I am writing down a sketch of the proof to the following problem in words and would appreciate your 2cent!
Given an arbitrary metric space $(X,δ)$, show that if a set $Y \subset X$ is open, then its complement is closed.
Sketch of the proof (in words):
(1) Given the arbitrary metric space, suppose $Y\subset X$ is open.
(2) Suppose $Y^c$, the complement of $Y$, is not closed.
(3) By (2), there exists a limit point of $Y^c$ that is not contained in $Y^c$. Denote this point $y^*$.
(4) $y^*$ is in $Y$, and there exists a sequence in $Y^c$ that converges to $y^*$.
(5) By (4), $\forall\epsilon>0$, $\exists y_c\in Y^c$, $y_c\in B_\epsilon(y^*)$.
(6) But we assumed Y is open.
This is a contradiction. It must be that $Y^c$ is closed.

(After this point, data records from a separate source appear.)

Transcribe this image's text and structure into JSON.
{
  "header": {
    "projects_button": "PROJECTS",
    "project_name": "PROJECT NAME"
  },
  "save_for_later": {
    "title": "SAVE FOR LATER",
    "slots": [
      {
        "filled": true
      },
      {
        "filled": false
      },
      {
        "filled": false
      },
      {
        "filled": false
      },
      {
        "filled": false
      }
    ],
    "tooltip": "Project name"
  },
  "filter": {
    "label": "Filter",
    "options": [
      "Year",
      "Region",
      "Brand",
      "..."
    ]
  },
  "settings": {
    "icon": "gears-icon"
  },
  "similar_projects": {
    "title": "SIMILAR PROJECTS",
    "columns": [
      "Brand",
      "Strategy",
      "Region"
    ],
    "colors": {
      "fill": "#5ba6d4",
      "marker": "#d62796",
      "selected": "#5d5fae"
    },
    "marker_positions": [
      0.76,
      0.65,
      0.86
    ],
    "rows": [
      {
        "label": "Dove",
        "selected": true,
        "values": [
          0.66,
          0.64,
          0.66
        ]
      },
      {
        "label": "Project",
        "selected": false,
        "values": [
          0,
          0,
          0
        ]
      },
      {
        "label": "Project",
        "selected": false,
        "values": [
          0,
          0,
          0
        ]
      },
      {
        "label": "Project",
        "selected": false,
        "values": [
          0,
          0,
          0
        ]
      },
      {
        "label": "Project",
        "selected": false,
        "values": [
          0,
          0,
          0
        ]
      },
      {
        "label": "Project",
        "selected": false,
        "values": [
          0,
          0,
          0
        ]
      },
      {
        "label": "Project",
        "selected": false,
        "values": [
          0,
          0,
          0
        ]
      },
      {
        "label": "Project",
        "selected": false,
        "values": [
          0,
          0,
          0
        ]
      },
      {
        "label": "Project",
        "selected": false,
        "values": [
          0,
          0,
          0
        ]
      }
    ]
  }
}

QED.
So far so good.
Maybe you should elaborate why (5) contradicts $Y$ being open.
Otherwise, if done, I also suggest to translate the same to a direct proof:
We want to prove that $Y^\complement$ is closed, so take an arbitrary limit point $y^*$ of $Y^\complement$, and try to deduce that $y^*\notin Y$.